Tomada de Decisão em Pacientes Graves: Ética e Tratamentos

PUC Sorocaba - Pontifícia Universidade Católica de Sorocaba (SP) — Prova 2024

Enunciado

O cuidado com o paciente portador de doença grave e ameaçadora da vida implica a necessidade de tomada de diversas decisões difíceis acerca do compartilhamento de informações, de procedimentos diagnósticos e de intervenções terapêuticas. Sobre esse processo decisório, assinale a alternativa CORRETA:

Alternativas

  1. A) À decisão do paciente ou da família acerca de um determinado procedimento é sempre soberana;
  2. B) É recomendado que o médico considere os seus próprios princípios de dignidade e qualidade de vida ao tomar decisões sobre o plano terapêutico do paciente;
  3. C) Se a morte do paciente é inevitável, o médico é autorizado a suspender todas as medidas prolongadoras da vida sem o consentimento esclarecido do paciente ou seus entes queridos;
  4. D) Tratamentos potencialmente inapropriados são aqueles que podem atingir o efeito biológico às custas do sacrifício de uma vida digna segundo os valores do paciente.

Pérola Clínica

Tratamentos inapropriados = atingem efeito biológico, mas sacrificam dignidade/valores do paciente.

Resumo-Chave

A tomada de decisão em pacientes graves envolve um equilíbrio entre autonomia do paciente, beneficência e não maleficência.

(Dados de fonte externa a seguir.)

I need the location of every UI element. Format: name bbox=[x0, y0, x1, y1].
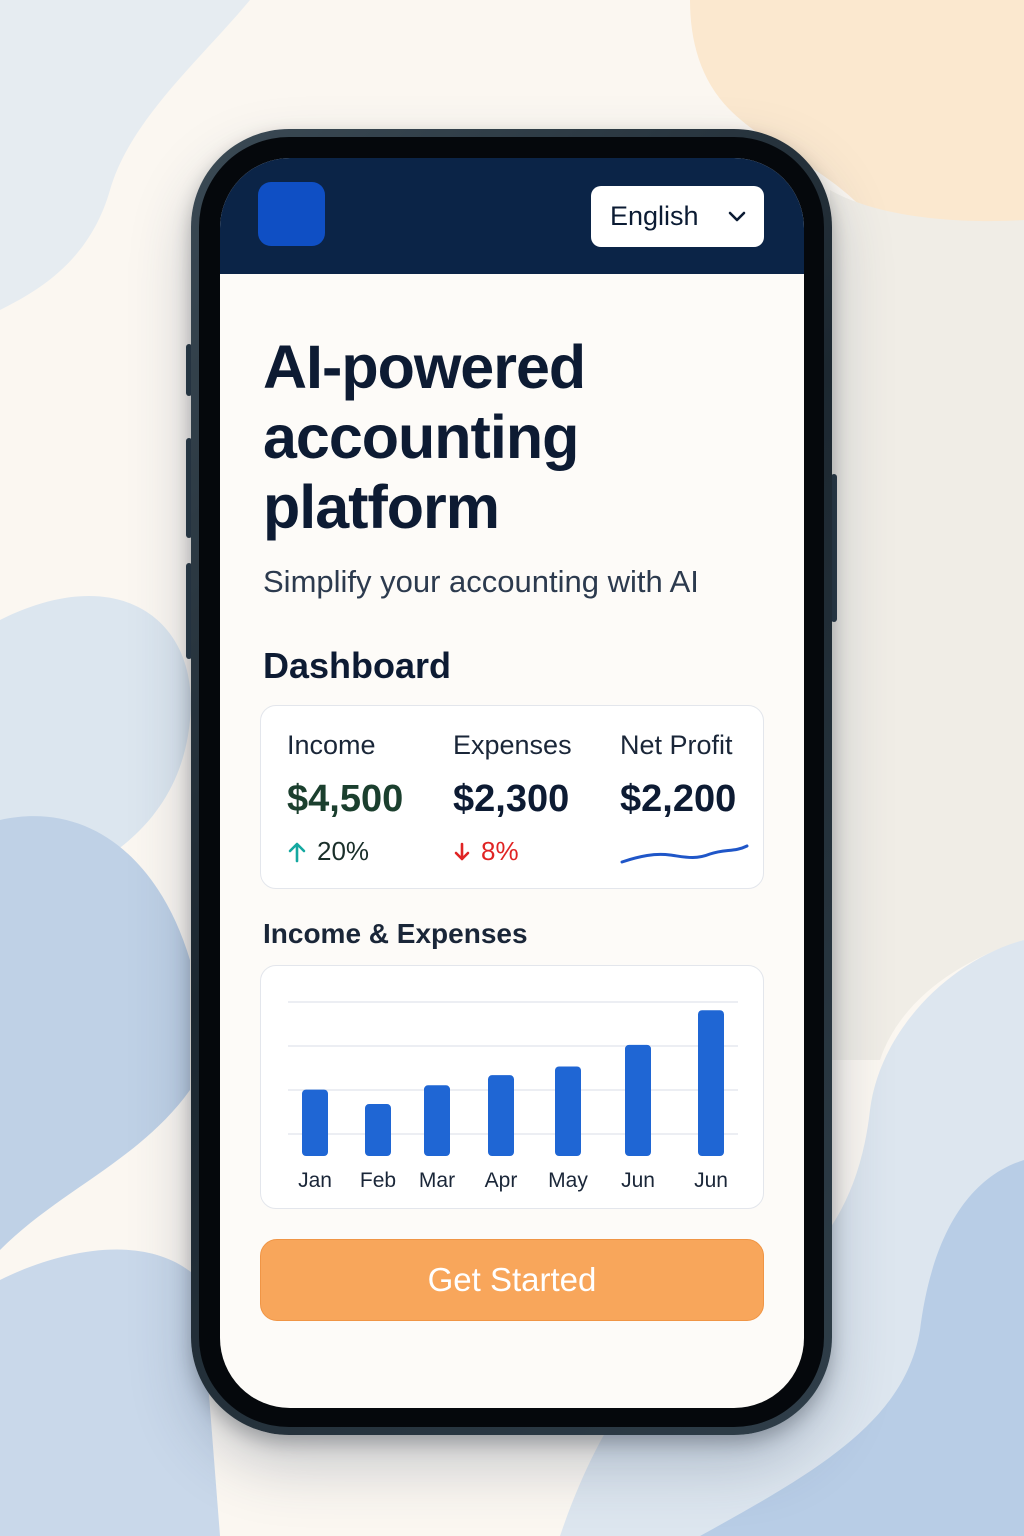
chart-bar bbox=[625, 1044, 651, 1156]
language-select[interactable]: English bbox=[591, 186, 764, 247]
stats-card: Income $4,500 20% Expenses $2,300 8% Net… bbox=[260, 705, 764, 889]
bar-chart: Jan Feb Mar Apr May Jun Jun bbox=[288, 1001, 738, 1192]
get-started-button[interactable]: Get Started bbox=[260, 1239, 764, 1321]
income-change: 20% bbox=[287, 836, 369, 867]
income-change-value: 20% bbox=[317, 836, 370, 866]
chart-x-tick-label: Apr bbox=[485, 1169, 518, 1192]
chart-bar bbox=[365, 1104, 391, 1156]
net-profit-label: Net Profit bbox=[620, 730, 733, 760]
app-logo[interactable] bbox=[258, 182, 325, 246]
chart-x-tick-label: May bbox=[548, 1169, 588, 1192]
hero-title-line: accounting bbox=[263, 403, 579, 471]
hero-subtitle: Simplify your accounting with AI bbox=[263, 564, 699, 599]
language-select-value: English bbox=[610, 201, 699, 231]
chart-bar bbox=[555, 1066, 581, 1156]
app-header: English bbox=[220, 158, 804, 274]
chart-x-tick-label: Jan bbox=[298, 1169, 332, 1192]
chart-x-tick-label: Feb bbox=[360, 1169, 396, 1192]
chart-bar bbox=[488, 1075, 514, 1156]
chart-x-tick-label: Jun bbox=[621, 1169, 655, 1192]
income-value: $4,500 bbox=[287, 778, 404, 820]
chart-bar bbox=[698, 1010, 724, 1156]
chart-heading: Income & Expenses bbox=[263, 918, 528, 949]
hero-title-line: platform bbox=[263, 473, 500, 541]
expenses-value: $2,300 bbox=[453, 778, 570, 820]
expenses-label: Expenses bbox=[453, 730, 572, 760]
net-profit-value: $2,200 bbox=[620, 778, 737, 820]
hero-title-line: AI-powered bbox=[263, 333, 586, 401]
chart-x-tick-label: Jun bbox=[694, 1169, 728, 1192]
income-label: Income bbox=[287, 730, 376, 760]
arrow-up-icon bbox=[288, 842, 306, 862]
chart-bar bbox=[424, 1085, 450, 1156]
net-profit-sparkline bbox=[620, 844, 749, 864]
phone-screen: English AI-powered accounting platform S… bbox=[220, 158, 804, 1408]
chevron-down-icon bbox=[728, 211, 746, 222]
arrow-down-icon bbox=[454, 842, 470, 860]
chart-x-tick-label: Mar bbox=[419, 1169, 455, 1192]
hero-title: AI-powered accounting platform bbox=[263, 332, 783, 542]
income-expenses-chart: Jan Feb Mar Apr May Jun Jun bbox=[260, 965, 764, 1209]
chart-bar bbox=[302, 1089, 328, 1156]
expenses-change: 8% bbox=[453, 836, 519, 867]
expenses-change-value: 8% bbox=[481, 836, 519, 866]
dashboard-heading: Dashboard bbox=[263, 645, 452, 686]
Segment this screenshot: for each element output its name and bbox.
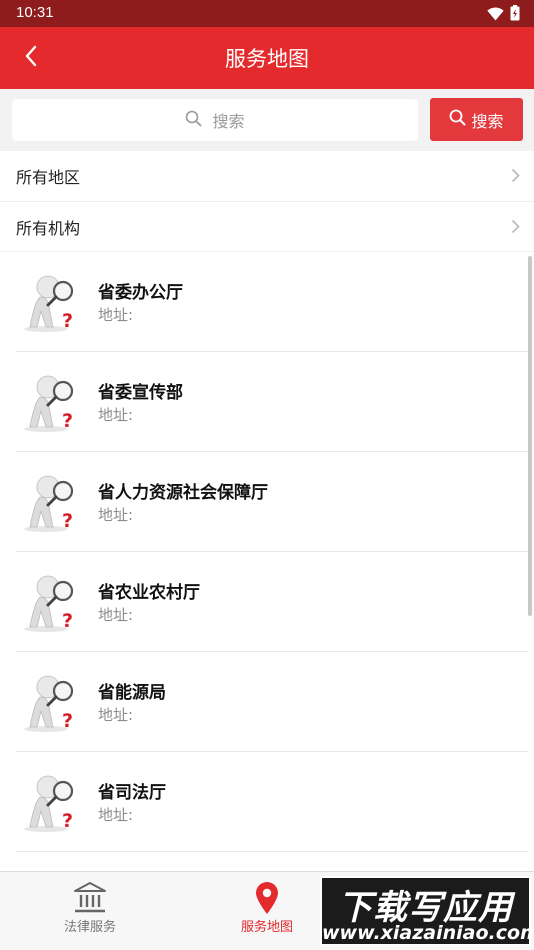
svg-text:?: ? (62, 610, 73, 632)
filter-institution[interactable]: 所有机构 (0, 201, 534, 251)
watermark-line2: www.xiazainiao.com (322, 922, 534, 944)
organization-address: 地址: (98, 406, 134, 424)
scrollbar[interactable] (528, 256, 532, 616)
organization-address: 地址: (98, 806, 134, 824)
page-title: 服务地图 (225, 47, 309, 71)
courthouse-icon (30, 880, 150, 916)
search-input[interactable]: 搜索 (12, 99, 418, 141)
watermark-logo: 下载写应用 www.xiazainiao.com (320, 876, 534, 946)
nav-label: 法律服务 (63, 920, 116, 935)
list-item[interactable]: ? 省能源局 地址: (16, 652, 528, 752)
filter-region[interactable]: 所有地区 (0, 151, 534, 201)
list-item[interactable]: ? 省司法厅 地址: (16, 752, 528, 852)
search-icon (185, 110, 202, 131)
svg-text:?: ? (62, 710, 73, 732)
svg-text:?: ? (62, 310, 73, 332)
search-figure-icon: ? (18, 367, 80, 435)
organization-address: 地址: (98, 306, 134, 324)
organization-name: 省人力资源社会保障厅 (98, 483, 268, 503)
organization-address: 地址: (98, 506, 134, 524)
organization-name: 省委宣传部 (98, 383, 183, 403)
organization-name: 省农业农村厅 (98, 583, 200, 603)
search-figure-icon: ? (18, 267, 80, 335)
organization-list: ? 省委办公厅 地址: ? 省委宣传部 地址: ? 省人力资源社会保障厅 地址:… (0, 252, 534, 871)
svg-text:?: ? (62, 810, 73, 832)
title-bar: 服务地图 (0, 27, 534, 89)
nav-label: 服务地图 (240, 920, 293, 935)
map-pin-icon (207, 880, 327, 916)
organization-name: 省委办公厅 (98, 283, 183, 303)
status-bar: 10:31 (0, 0, 534, 27)
wifi-icon (487, 6, 504, 25)
list-item[interactable]: ? 省委办公厅 地址: (16, 252, 528, 352)
list-item[interactable]: ? 省委宣传部 地址: (16, 352, 528, 452)
nav-service-map[interactable]: 服务地图 (207, 880, 327, 935)
svg-text:?: ? (62, 510, 73, 532)
search-figure-icon: ? (18, 567, 80, 635)
organization-name: 省司法厅 (98, 783, 166, 803)
status-time: 10:31 (16, 4, 54, 21)
search-placeholder: 搜索 (212, 112, 245, 131)
organization-address: 地址: (98, 706, 134, 724)
chevron-right-icon (511, 219, 520, 238)
svg-text:?: ? (62, 410, 73, 432)
list-item[interactable]: ? 省农业农村厅 地址: (16, 552, 528, 652)
search-button-label: 搜索 (471, 111, 504, 131)
filter-list: 所有地区 所有机构 (0, 151, 534, 251)
search-figure-icon: ? (18, 767, 80, 835)
organization-name: 省能源局 (98, 683, 166, 703)
filter-label: 所有地区 (16, 168, 81, 187)
chevron-right-icon (511, 168, 520, 187)
search-button[interactable]: 搜索 (430, 98, 523, 141)
battery-icon (510, 5, 520, 25)
filter-label: 所有机构 (16, 218, 81, 238)
search-figure-icon: ? (18, 467, 80, 535)
search-area: 搜索 搜索 (0, 89, 534, 151)
organization-address: 地址: (98, 606, 134, 624)
list-item[interactable]: ? 省人力资源社会保障厅 地址: (16, 452, 528, 552)
search-figure-icon: ? (18, 667, 80, 735)
search-icon (449, 109, 466, 130)
nav-law-service[interactable]: 法律服务 (30, 880, 150, 935)
status-icons (487, 5, 520, 25)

Tratamentos potencialmente inapropriados são aqueles que, embora possam ter um efeito fisiológico, não se alinham com os objetivos ou valores do paciente, resultando em um fardo desproporcional ou perda de dignidade.

Contexto Educacional

A tomada de decisão em pacientes com doenças graves e ameaçadoras da vida é um dos maiores desafios na prática médica, envolvendo complexas questões éticas e legais. O processo exige uma comunicação transparente e empática entre a equipe de saúde, o paciente e seus familiares, buscando alinhar os objetivos de cuidado com os valores e preferências do paciente. Os princípios da bioética – autonomia, beneficência, não maleficência e justiça – são os pilares que guiam essas discussões. A autonomia do paciente, embora central, não é ilimitada. Ela deve ser respeitada, mas o médico tem o dever de oferecer informações claras e honestas sobre o prognóstico e a eficácia dos tratamentos. O conceito de "tratamento potencialmente inapropriado" (ou futilidade terapêutica) surge quando uma intervenção, embora tecnicamente possível, não oferece benefício real ao paciente ou impõe um fardo desproporcional, comprometendo a dignidade e a qualidade de vida. Portanto, tratamentos potencialmente inapropriados são aqueles que podem atingir um efeito biológico (ex: manter um batimento cardíaco), mas às custas do sacrifício de uma vida digna segundo os valores do paciente, prolongando o sofrimento sem perspectiva de melhora significativa. Nesses casos, a equipe médica deve discutir abertamente a transição para cuidados paliativos, focando no conforto e na qualidade de vida, sempre com o consentimento esclarecido do paciente ou de seus representantes legais.

Perguntas Frequentes

O que caracteriza um tratamento potencialmente inapropriado?

Um tratamento potencialmente inapropriado é aquele que, embora possa ter um efeito biológico, não oferece benefício real ao paciente ou vai contra seus valores e objetivos de cuidado, resultando em sofrimento desnecessário.

Qual o papel da autonomia do paciente na decisão sobre tratamentos?

A autonomia do paciente é fundamental, mas não é absoluta. Ela deve ser exercida em conjunto com a avaliação médica da futilidade ou inapropriação de um tratamento, buscando um plano de cuidado que respeite os valores do paciente e a ética médica.

Como a bioética orienta a suspensão de medidas prolongadoras da vida?

A suspensão de medidas prolongadoras da vida deve ser baseada no consentimento esclarecido do paciente ou de seus representantes legais, após avaliação da futilidade terapêutica e considerando os princípios da beneficência e não maleficência, nunca unilateralmente pelo médico.